Bird Identification – The Redstart

When this exquisite little warbler flashes his brilliant salmon flame and black feathers among the trees, darting hither and thither, fluttering, spinning about in the air after insects caught chiefly on the wing, you will surely agree that he is the most beautiful as well as the most lively bird in the woods. The colour scheme of his clothes suggests the Baltimore oriole’s, only the flaming feathers on the sides of his body, wings, and tail are a pinker shade of flame, and the black ones which cover his back, throat, and upper breast, are more glossy, with bluish reflections. Underneath he is white, tinged with salmon. But you could not possibly mistake this lovely little sprite for the oriole, he is so much smaller—about an inch shorter than the sparrow. His cousin, the Blackburnian warbler, a much rarer bird, with a colour scheme of black, white, and beautiful rich orange, not salmon flame, can be named instantly by the large amount of white in his tail feathers. There are so few brilliantly coloured birds that find their way to us from the tropics, that it should not take any boy or girl longer to learn them than it does to learn the first multiplication table. In Cuba the redstart is known as “El Candelita”—the little candle flame that flashes in the deep, dark, tropical forest.

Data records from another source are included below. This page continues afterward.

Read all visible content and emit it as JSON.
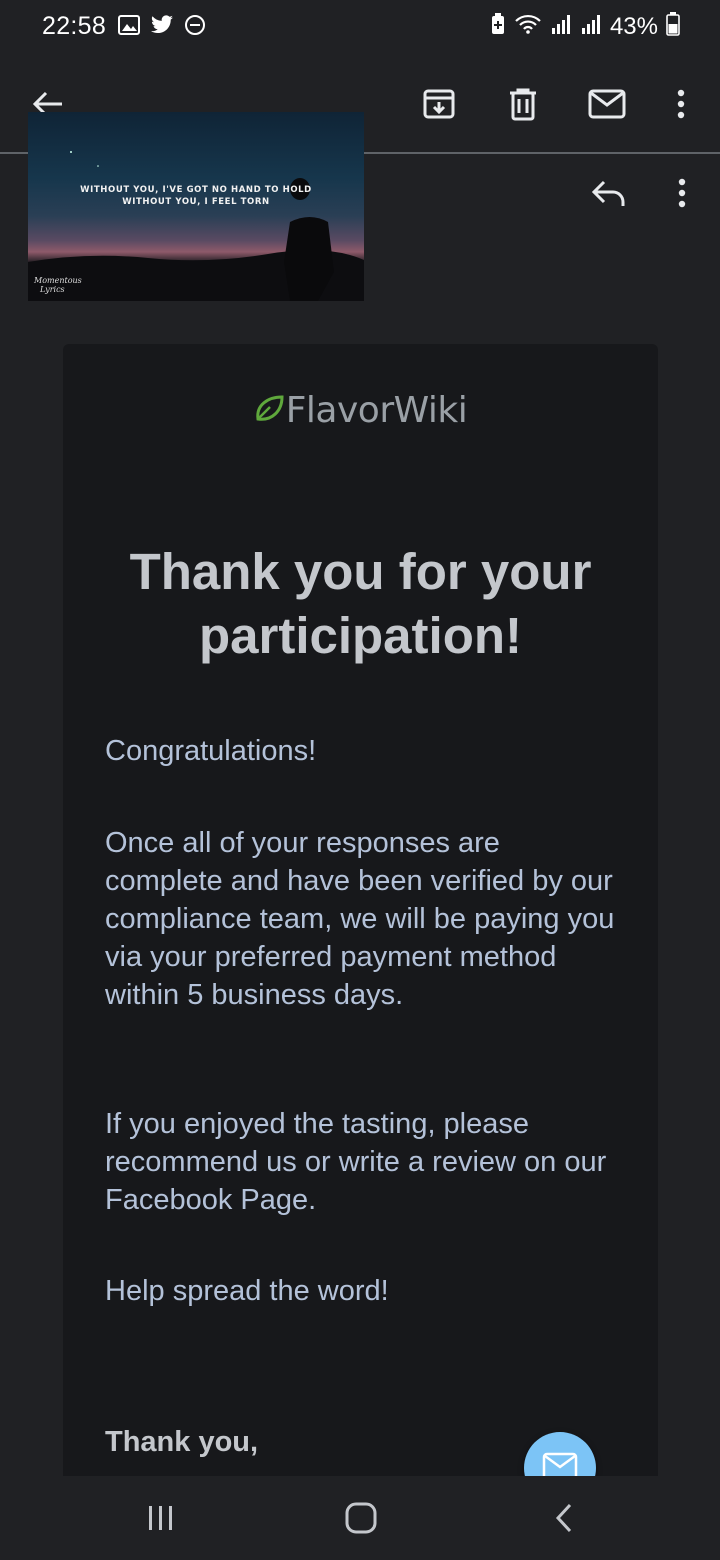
{
  "status_bar": {
    "time": "22:58",
    "battery_percent": "43%",
    "left_icons": [
      "gallery-icon",
      "twitter-icon",
      "do-not-disturb-icon"
    ],
    "right_icons": [
      "battery-saver-icon",
      "wifi-icon",
      "signal-icon",
      "signal-icon",
      "battery-icon"
    ]
  },
  "toolbar": {
    "icons": [
      "back-arrow-icon",
      "archive-icon",
      "delete-icon",
      "mark-unread-icon",
      "more-vert-icon"
    ]
  },
  "thumbnail": {
    "line1": "WITHOUT YOU, I'VE GOT NO HAND TO HOLD",
    "line2": "WITHOUT YOU, I FEEL TORN",
    "signature_line1": "Momentous",
    "signature_line2": "Lyrics"
  },
  "header_actions": {
    "icons": [
      "reply-icon",
      "more-vert-icon"
    ]
  },
  "email": {
    "logo_text": "FlavorWiki",
    "heading": "Thank you for your participation!",
    "paragraphs": [
      "Congratulations!",
      "Once all of your responses are complete and have been verified by our compliance team, we will be paying you via your preferred payment method within 5 business days.",
      "If you enjoyed the tasting, please recommend us or write a review on our Facebook Page.",
      "Help spread the word!"
    ],
    "signoff": "Thank you,"
  },
  "fab": {
    "icon": "compose-mail-icon"
  },
  "nav_bar": {
    "icons": [
      "recent-apps-icon",
      "home-icon",
      "back-icon"
    ]
  },
  "colors": {
    "background": "#202124",
    "card": "#17181b",
    "body_text": "#b4c2d9",
    "heading_text": "#c4c7cc",
    "logo_leaf": "#5fa83c",
    "fab": "#7cc4f6"
  }
}
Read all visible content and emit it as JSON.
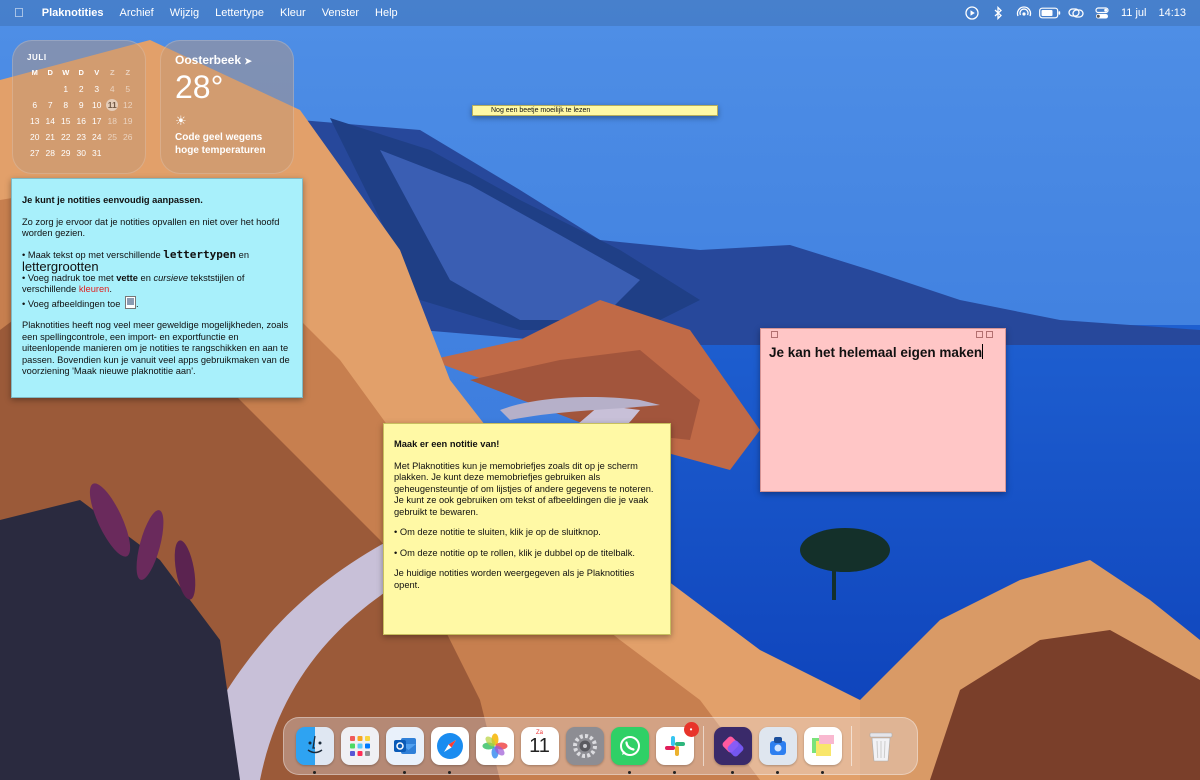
{
  "menubar": {
    "app_name": "Plaknotities",
    "menus": [
      "Archief",
      "Wijzig",
      "Lettertype",
      "Kleur",
      "Venster",
      "Help"
    ],
    "clock_date": "11 jul",
    "clock_time": "14:13",
    "status_icons": [
      "play-icon",
      "bluetooth-icon",
      "airdrop-icon",
      "battery-icon",
      "screen-mirroring-icon",
      "control-center-icon"
    ]
  },
  "calendar_widget": {
    "month": "JULI",
    "weekdays": [
      "M",
      "D",
      "W",
      "D",
      "V",
      "Z",
      "Z"
    ],
    "weeks": [
      [
        "",
        "",
        "1",
        "2",
        "3",
        "4",
        "5"
      ],
      [
        "6",
        "7",
        "8",
        "9",
        "10",
        "11",
        "12"
      ],
      [
        "13",
        "14",
        "15",
        "16",
        "17",
        "18",
        "19"
      ],
      [
        "20",
        "21",
        "22",
        "23",
        "24",
        "25",
        "26"
      ],
      [
        "27",
        "28",
        "29",
        "30",
        "31",
        "",
        ""
      ]
    ],
    "today": "11"
  },
  "weather_widget": {
    "location": "Oosterbeek",
    "temperature": "28°",
    "condition_icon": "sun-icon",
    "text": "Code geel wegens hoge temperaturen"
  },
  "note_small": {
    "text": "Nog een beetje moeilijk te lezen",
    "color": "#fff9a5"
  },
  "note_blue": {
    "color": "#a8f0fb",
    "title": "Je kunt je notities eenvoudig aanpassen.",
    "intro": "Zo zorg je ervoor dat je notities opvallen en niet over het hoofd worden gezien.",
    "b1_pre": "• Maak tekst op met verschillende ",
    "b1_fonts": "lettertypen",
    "b1_mid": " en",
    "b1_sizes": "lettergrootten",
    "b2_pre": "• Voeg nadruk toe met ",
    "b2_bold": "vette",
    "b2_mid": " en ",
    "b2_italic": "cursieve",
    "b2_post": " tekststijlen of verschillende ",
    "b2_colors": "kleuren",
    "b2_end": ".",
    "b3": "• Voeg afbeeldingen toe",
    "b3_end": ".",
    "outro": "Plaknotities heeft nog veel meer geweldige mogelijkheden, zoals een spellingcontrole, een import- en exportfunctie en uiteenlopende manieren om je notities te rangschikken en aan te passen. Bovendien kun je vanuit veel apps gebruikmaken van de voorziening 'Maak nieuwe plaknotitie aan'."
  },
  "note_yellow": {
    "color": "#fff9a5",
    "title": "Maak er een notitie van!",
    "p1": "Met Plaknotities kun je memobriefjes zoals dit op je scherm plakken. Je kunt deze memobriefjes gebruiken als geheugensteuntje of om lijstjes of andere gegevens te noteren. Je kunt ze ook gebruiken om tekst of afbeeldingen die je vaak gebruikt te bewaren.",
    "p2": "• Om deze notitie te sluiten, klik je op de sluitknop.",
    "p3": "• Om deze notitie op te rollen, klik je dubbel op de titelbalk.",
    "p4": "Je huidige notities worden weergegeven als je Plaknotities opent."
  },
  "note_pink": {
    "color": "#ffc6c6",
    "text": "Je kan het helemaal eigen maken"
  },
  "dock": {
    "apps": [
      {
        "name": "Finder",
        "icon": "finder-icon",
        "running": true
      },
      {
        "name": "Launchpad",
        "icon": "launchpad-icon",
        "running": false
      },
      {
        "name": "Outlook",
        "icon": "outlook-icon",
        "running": true
      },
      {
        "name": "Safari",
        "icon": "safari-icon",
        "running": true
      },
      {
        "name": "Foto's",
        "icon": "photos-icon",
        "running": false
      },
      {
        "name": "Agenda",
        "icon": "calendar-icon",
        "running": false
      },
      {
        "name": "Systeeminstellingen",
        "icon": "settings-icon",
        "running": false
      },
      {
        "name": "WhatsApp",
        "icon": "whatsapp-icon",
        "running": true
      },
      {
        "name": "Slack",
        "icon": "slack-icon",
        "running": true,
        "badge": "•"
      },
      {
        "name": "Opdrachten",
        "icon": "shortcuts-icon",
        "running": true
      },
      {
        "name": "Schermafbeelding",
        "icon": "screenshot-icon",
        "running": true
      },
      {
        "name": "Plaknotities",
        "icon": "stickies-icon",
        "running": true
      },
      {
        "name": "Prullenmand",
        "icon": "trash-icon",
        "running": false
      }
    ],
    "calendar_icon_month": "Za",
    "calendar_icon_day": "11"
  }
}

Who would believe that this small firebrand, half glowing, half charred, whirling about through the trees, as if blown by the wind, is a cousin of the sombre oven-bird that walks so daintily and leisurely over the ground? The redstart keeps perpetually in motion that he may seize gnats and other gauzy winged mouthfuls in mid-air—not as the flycatchers do, by waiting on a fence rail or limb of a tree for a dinner to fly past, then dashing out and seizing it, but by flitting about constantly in search of insect prey. The bristles at the base of his bill prevent many an insect from getting past it. He rests on the trees only long enough to snatch a morsel, then away he goes again. No wonder the Spaniards call all the gaily coloured, tropical wood warblers “Mariposas”—butterflies.